By David K. Shipler
Perhaps
alone among established democracies, the United States enshrines in
constitutional law the right to preach bigotry. Canada’s Human Rights
Commission can levy hefty fines for speech “likely to expose a person or
persons to hatred or contempt.” Australia’s Racial Hatred Act punishes
expression and action likely “to offend, insult, humiliate, or intimidate”
based on a person’s or group’s race, national, or ethnic origin.
Germany in
1985 became the first country to ban Holocaust denial. Further, anyone who
“incites hatred against segments of the population . . . or assaults the human
dignity of others by insulting, maliciously maligning, or defaming segments of
the population” is subject to five years in prison.
Nazi
symbols, anti-Semitic speech, and Holocaust denial are prohibited in at least
14 other European countries, plus Israel.

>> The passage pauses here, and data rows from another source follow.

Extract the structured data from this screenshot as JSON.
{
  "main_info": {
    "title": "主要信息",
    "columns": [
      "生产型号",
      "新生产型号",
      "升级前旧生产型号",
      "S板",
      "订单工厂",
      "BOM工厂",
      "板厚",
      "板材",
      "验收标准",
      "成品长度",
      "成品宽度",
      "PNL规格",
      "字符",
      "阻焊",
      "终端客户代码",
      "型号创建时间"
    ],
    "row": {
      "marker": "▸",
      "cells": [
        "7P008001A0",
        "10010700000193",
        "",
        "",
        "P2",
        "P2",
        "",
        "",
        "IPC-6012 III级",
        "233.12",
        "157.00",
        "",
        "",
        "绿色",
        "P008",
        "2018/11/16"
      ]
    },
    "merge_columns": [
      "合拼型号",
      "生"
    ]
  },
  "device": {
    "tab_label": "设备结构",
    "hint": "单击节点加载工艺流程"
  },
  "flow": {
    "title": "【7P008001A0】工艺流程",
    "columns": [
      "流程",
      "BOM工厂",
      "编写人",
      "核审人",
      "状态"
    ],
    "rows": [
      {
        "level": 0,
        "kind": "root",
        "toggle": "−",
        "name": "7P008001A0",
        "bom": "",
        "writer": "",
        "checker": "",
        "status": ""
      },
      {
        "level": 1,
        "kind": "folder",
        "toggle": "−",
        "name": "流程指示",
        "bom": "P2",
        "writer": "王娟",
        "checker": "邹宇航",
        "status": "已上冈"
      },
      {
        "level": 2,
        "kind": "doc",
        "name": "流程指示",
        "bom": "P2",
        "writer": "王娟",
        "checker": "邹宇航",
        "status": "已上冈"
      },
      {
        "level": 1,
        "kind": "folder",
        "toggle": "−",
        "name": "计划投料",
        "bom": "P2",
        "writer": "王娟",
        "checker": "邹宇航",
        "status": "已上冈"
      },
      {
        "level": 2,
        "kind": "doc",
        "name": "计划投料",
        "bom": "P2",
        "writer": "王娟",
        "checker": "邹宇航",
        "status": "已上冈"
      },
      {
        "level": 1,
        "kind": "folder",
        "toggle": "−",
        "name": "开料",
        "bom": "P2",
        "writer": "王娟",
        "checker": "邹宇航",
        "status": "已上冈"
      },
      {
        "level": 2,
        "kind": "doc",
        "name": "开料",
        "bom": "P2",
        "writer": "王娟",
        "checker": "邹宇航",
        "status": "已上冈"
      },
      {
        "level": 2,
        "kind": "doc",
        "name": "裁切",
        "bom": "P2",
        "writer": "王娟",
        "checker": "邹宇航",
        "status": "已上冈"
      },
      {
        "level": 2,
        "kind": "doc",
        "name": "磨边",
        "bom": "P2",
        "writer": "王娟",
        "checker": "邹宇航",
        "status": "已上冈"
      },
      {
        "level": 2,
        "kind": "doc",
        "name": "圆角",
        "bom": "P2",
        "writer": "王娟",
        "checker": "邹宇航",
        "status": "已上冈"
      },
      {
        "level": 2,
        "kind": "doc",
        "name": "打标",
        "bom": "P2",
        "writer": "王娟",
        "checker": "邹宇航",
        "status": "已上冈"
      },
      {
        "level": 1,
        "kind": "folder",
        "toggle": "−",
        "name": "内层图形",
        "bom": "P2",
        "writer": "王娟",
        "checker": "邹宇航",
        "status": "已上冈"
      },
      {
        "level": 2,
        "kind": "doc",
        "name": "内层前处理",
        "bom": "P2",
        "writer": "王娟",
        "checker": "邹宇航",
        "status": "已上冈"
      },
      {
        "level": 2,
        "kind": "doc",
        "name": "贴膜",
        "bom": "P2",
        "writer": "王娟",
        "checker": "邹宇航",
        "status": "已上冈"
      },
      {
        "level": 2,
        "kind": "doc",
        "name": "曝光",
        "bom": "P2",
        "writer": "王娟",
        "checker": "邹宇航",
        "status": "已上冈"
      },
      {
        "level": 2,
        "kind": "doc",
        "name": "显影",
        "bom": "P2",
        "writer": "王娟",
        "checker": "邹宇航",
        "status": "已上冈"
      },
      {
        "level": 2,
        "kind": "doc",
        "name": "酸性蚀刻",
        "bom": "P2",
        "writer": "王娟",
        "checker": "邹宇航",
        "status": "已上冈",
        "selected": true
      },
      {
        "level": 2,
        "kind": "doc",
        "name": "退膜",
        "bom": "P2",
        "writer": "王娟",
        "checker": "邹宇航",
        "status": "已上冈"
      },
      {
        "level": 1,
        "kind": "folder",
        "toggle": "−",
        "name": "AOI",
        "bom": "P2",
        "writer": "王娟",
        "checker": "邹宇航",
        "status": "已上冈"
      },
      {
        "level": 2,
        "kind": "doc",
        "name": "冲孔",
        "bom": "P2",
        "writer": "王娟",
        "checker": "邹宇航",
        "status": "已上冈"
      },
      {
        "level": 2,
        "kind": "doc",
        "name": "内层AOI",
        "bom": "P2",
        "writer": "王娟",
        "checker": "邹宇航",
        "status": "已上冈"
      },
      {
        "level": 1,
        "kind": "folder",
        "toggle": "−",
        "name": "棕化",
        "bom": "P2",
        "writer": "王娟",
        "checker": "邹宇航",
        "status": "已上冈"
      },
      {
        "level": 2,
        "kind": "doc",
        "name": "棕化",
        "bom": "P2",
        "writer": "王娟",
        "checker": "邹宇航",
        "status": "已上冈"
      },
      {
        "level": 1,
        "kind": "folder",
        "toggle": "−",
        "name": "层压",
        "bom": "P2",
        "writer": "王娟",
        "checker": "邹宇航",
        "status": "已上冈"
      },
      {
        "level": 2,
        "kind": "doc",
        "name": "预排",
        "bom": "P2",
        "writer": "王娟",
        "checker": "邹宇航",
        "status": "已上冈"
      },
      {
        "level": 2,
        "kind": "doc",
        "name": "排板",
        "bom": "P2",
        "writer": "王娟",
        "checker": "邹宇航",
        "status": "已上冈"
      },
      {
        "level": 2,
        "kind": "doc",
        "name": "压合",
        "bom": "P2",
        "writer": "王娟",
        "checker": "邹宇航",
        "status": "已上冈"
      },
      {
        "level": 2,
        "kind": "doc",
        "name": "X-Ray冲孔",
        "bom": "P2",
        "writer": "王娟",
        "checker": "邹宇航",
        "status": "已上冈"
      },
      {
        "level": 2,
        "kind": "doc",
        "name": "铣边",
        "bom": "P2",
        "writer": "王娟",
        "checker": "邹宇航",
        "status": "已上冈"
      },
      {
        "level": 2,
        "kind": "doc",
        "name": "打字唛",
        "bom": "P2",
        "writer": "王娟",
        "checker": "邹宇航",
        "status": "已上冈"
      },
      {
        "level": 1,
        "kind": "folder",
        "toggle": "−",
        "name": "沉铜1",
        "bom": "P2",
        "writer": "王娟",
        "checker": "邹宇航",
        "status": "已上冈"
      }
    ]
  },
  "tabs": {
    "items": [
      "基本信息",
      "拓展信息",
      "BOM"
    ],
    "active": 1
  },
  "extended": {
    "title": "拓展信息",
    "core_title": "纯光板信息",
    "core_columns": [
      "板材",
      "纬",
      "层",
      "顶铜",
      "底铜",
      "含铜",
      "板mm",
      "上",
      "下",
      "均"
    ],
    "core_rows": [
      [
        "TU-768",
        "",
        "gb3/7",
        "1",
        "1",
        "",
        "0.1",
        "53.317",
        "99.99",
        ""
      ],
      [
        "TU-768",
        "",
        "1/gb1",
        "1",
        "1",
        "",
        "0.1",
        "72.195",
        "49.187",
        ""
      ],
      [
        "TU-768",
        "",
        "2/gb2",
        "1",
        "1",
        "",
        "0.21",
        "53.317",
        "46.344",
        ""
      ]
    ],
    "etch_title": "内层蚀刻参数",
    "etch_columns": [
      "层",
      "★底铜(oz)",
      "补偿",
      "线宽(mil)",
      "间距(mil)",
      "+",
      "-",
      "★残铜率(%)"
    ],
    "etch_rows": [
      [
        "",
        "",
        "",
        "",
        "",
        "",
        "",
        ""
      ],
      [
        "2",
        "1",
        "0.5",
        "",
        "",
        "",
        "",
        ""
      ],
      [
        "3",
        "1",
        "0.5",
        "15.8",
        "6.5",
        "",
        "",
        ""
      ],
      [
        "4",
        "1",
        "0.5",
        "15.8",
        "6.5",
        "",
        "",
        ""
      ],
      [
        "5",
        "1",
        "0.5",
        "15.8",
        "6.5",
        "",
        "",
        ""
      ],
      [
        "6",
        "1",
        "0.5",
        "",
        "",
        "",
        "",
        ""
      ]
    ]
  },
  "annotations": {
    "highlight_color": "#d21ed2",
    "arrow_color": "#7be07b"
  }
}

The Czech Republic also bans the
denial of communist crimes.
The constitution of post-apartheid
South Africa, while guaranteeing freedom of expression, excludes from that
protection “advocacy of hatred that is based on race, ethnicity, gender, or
religion, and that constitutes incitement to cause harm.” The late Arthur
Chaskalson, an author of the constitution and then South Africa’s chief
justice, once explained patiently to me that his country’s oppressive racial
history required constraints on inflammatory speech.
Would this
be a good idea for the United States? We certainly have a corrosive legacy of
racism, now hailed by white supremacists who get a wink and a nod from
President Trump. But other countries that have suppressed expressions of
bigotry have not eliminated bigotry, which has just been driven underground to
fester in darkness without vigorous rebuttal.